Pensar acerca destes processos simbólicos exigem a compreensão de que uma comunidade está inserida em um complexo sistema de inter-relações permeada por elementos culturais, que moldam o que se conhece como identidade(s).

“A  identidade  torna-se  uma  “celebração”  móvel:  formada  e  transformada continuamente em relação às formas pelas quais somos representados ou interpelados  nos  sistemas  culturais  que  nos  rodeiam  [...]  A  identidade plenamente  unificada,  completa,  segura  e  coerente  é  uma  fantasia  [...]  à medida  que  os  sistemas  de  significação  e  representação  cultural  se multiplicam,  somos  confrontados  com  a  multiplicidade  desconcertante  e cambiante de identidades possíveis, com cada uma das quais poderíamos nos identificar – ao menos temporariamente” (HALL, 2006, p. 13).

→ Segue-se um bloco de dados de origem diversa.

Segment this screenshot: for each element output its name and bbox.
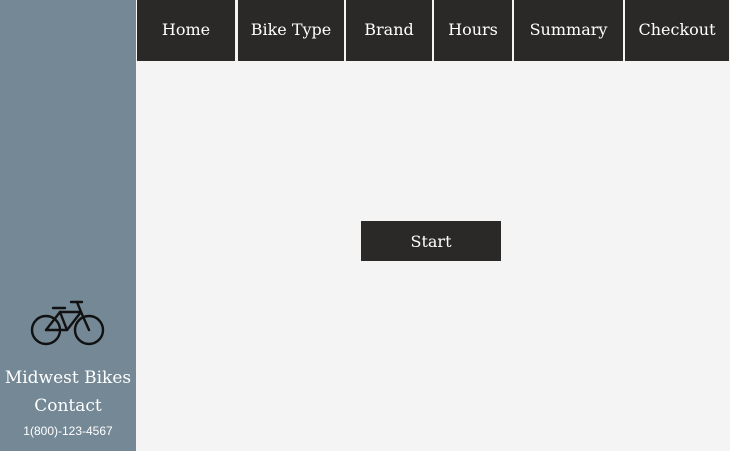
tab-checkout[interactable]: Checkout [625,0,729,61]
bicycle-icon [30,300,105,346]
phone-number: 1(800)-123-4567 [23,424,113,438]
tab-summary[interactable]: Summary [514,0,623,61]
start-button[interactable]: Start [361,221,501,261]
brand-name: Midwest Bikes [4,368,132,388]
contact-label: Contact [34,396,102,416]
tab-label: Checkout [638,20,716,39]
tab-label: Hours [448,20,498,39]
tab-label: Summary [529,20,608,39]
sidebar: Midwest Bikes Contact 1(800)-123-4567 [0,0,136,451]
tab-hours[interactable]: Hours [434,0,512,61]
tab-bike-type[interactable]: Bike Type [238,0,344,61]
start-button-label: Start [410,231,452,251]
tab-label: Bike Type [250,20,332,39]
tab-label: Home [161,20,211,39]
tab-home[interactable]: Home [137,0,235,61]
tab-label: Brand [364,20,414,39]
tab-brand[interactable]: Brand [346,0,432,61]
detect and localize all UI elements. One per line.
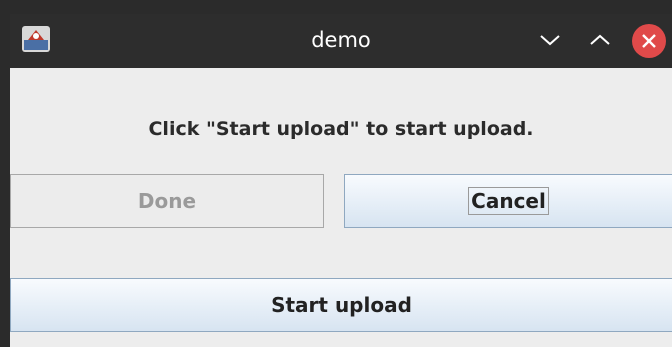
window-bottom-edge [10, 340, 672, 347]
cancel-button[interactable]: Cancel [344, 174, 672, 228]
minimize-button[interactable] [536, 26, 564, 54]
instruction-message: Click "Start upload" to start upload. [148, 118, 534, 140]
cancel-button-label: Cancel [468, 187, 549, 215]
minimize-icon [540, 35, 560, 46]
done-button[interactable]: Done [10, 174, 324, 228]
window-title: demo [311, 28, 371, 52]
start-upload-button[interactable]: Start upload [10, 278, 672, 332]
title-bar[interactable]: demo [10, 14, 672, 68]
start-upload-button-label: Start upload [271, 293, 412, 317]
maximize-icon [590, 34, 610, 45]
maximize-button[interactable] [586, 26, 614, 54]
done-button-label: Done [137, 189, 197, 213]
close-button[interactable] [632, 24, 666, 58]
close-icon [642, 34, 656, 48]
demo-window: demo Click "Start upload" to start uploa… [10, 14, 672, 347]
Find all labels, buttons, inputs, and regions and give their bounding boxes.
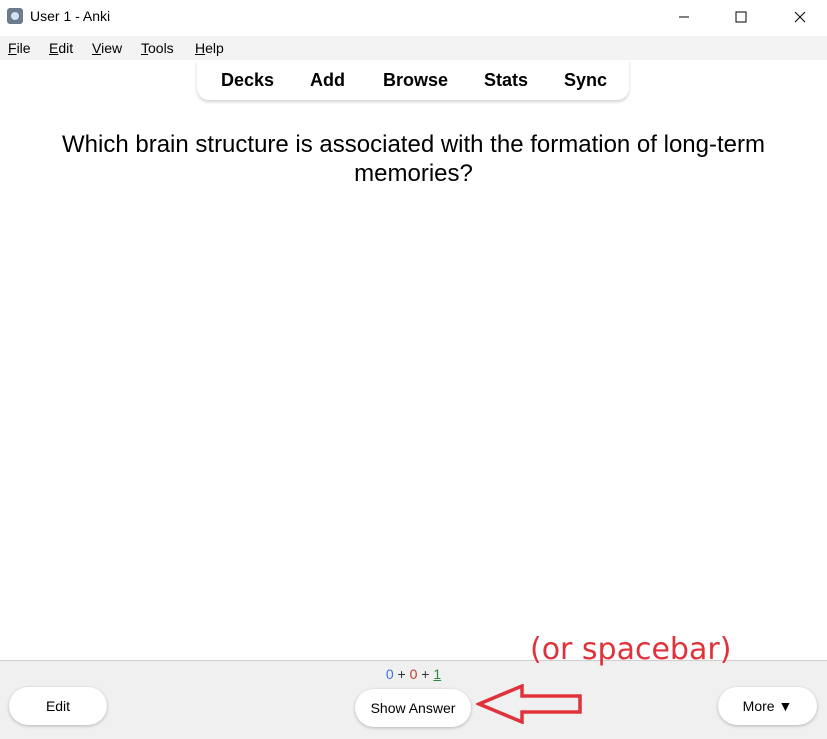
annotation-text: (or spacebar) <box>530 632 732 667</box>
toolbar-browse-link[interactable]: Browse <box>383 70 448 91</box>
toolbar-stats-link[interactable]: Stats <box>484 70 528 91</box>
new-count: 0 <box>385 666 394 682</box>
review-count: 1 <box>433 666 442 682</box>
menu-view-mnemonic: V <box>92 40 102 56</box>
due-counts: 0 + 0 + 1 <box>0 666 827 682</box>
toolbar-decks-link[interactable]: Decks <box>221 70 274 91</box>
menu-edit[interactable]: Edit <box>49 40 73 56</box>
anki-app-icon <box>7 8 23 24</box>
toolbar-sync-link[interactable]: Sync <box>564 70 607 91</box>
menu-help[interactable]: Help <box>195 40 224 56</box>
toolbar-add-link[interactable]: Add <box>310 70 345 91</box>
menu-tools[interactable]: Tools <box>141 40 174 56</box>
annotation-arrow-icon <box>476 684 582 724</box>
menu-help-label: elp <box>205 40 224 56</box>
menu-edit-label: dit <box>58 40 74 56</box>
close-icon <box>794 11 806 22</box>
close-button[interactable] <box>777 0 823 33</box>
window-title: User 1 - Anki <box>30 8 111 24</box>
learning-count: 0 <box>409 666 418 682</box>
more-button[interactable]: More ▼ <box>718 687 817 725</box>
menu-view[interactable]: View <box>92 40 122 56</box>
minimize-icon <box>679 16 689 17</box>
edit-button[interactable]: Edit <box>9 687 107 725</box>
title-bar: User 1 - Anki <box>0 0 827 33</box>
show-answer-button[interactable]: Show Answer <box>355 689 471 727</box>
maximize-button[interactable] <box>718 0 764 33</box>
maximize-icon <box>735 11 747 22</box>
menu-tools-label: ools <box>148 40 174 56</box>
menu-edit-mnemonic: E <box>49 40 59 56</box>
menu-file[interactable]: File <box>8 40 31 56</box>
menu-tools-mnemonic: T <box>141 40 148 56</box>
menu-file-mnemonic: F <box>8 40 17 56</box>
count-separator: + <box>397 666 406 682</box>
main-toolbar: Decks Add Browse Stats Sync <box>197 60 629 100</box>
minimize-button[interactable] <box>661 0 707 33</box>
menu-file-label: ile <box>16 40 31 56</box>
card-question: Which brain structure is associated with… <box>62 131 765 187</box>
menu-view-label: iew <box>101 40 123 56</box>
menu-bar: File Edit View Tools Help <box>0 36 827 60</box>
menu-help-mnemonic: H <box>195 40 206 56</box>
count-separator: + <box>421 666 430 682</box>
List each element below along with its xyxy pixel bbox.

Neste sentido, estas datas representam a consolidação de narrativas e processos históricos que no Brasil nunca fora tranquilo. No governo Vargas, em 1942, por exemplo, temos a proibição do uso de qualquer idioma que não o português em público, por exemplo. Em regiões cuja ocupação da terra se deu por meio da colonização majoritariamente de imigrantes europeus, a ruptura foi traumática. De maneira que as barreiras culturais foram reerguidas, a consolidação de uma brasilidade obrigou uma subjugação da italianidade, polonidade, germanidade e das demais etnias que imigraram para o Brasil.

Neste contexto, temos dois desdobramentos: o primeiro refere-se a consolidação da brasilidade e o segundo o fortalecimento das comunidades de pertencimento, normalmente étnicas. As duas situações em tese são conflitantes na teoria, mas na prática esse conflito é menos incisivo. Pois, a narrativa construída aponta que são os imigrantes que são a força motriz do desenvolvimento brasileiro. Neste sentido, precisamos compreender que A memória não é uma questão de recapitulação e não pode trazer de volta o passado como era antes. Em contraposição, observou Halbwachs; é o presente que detém a iniciativa de desencadear o curso da memória. O que uma vez foi vivido não pode permanecer intacto na memória humana porque o ponto de vista a partir do qual o passado é evocado é fundamentalmente diferente do ponto de vista em que foi vivido (JOVCHELOVITCH, 2000, p. 70).

Ou seja, estes processos são reflexos da necessidade de consolidação de processos identitários, símbolos nacionais e narrativas que atuam como elemento aglutinador perante as diversidades de pensamento de uma comunidade homogênea.

 

Referências

HALL, Stuart. A identidade cultural na pós-modernidade. Tradução de Tomaz Tadeu da Silva e Guacira Lopes Louro. 11. ed.  Rio de Janeiro: DP&A, 2006, 102p.

JOVCHELOVITCH, Sandra. Representações sociais e espaço público: a construção simbólica dos espaços públicos no Brasil [Social representations and public life: the symbolic construction of public spaces in Brazil]. Vozes, 2000.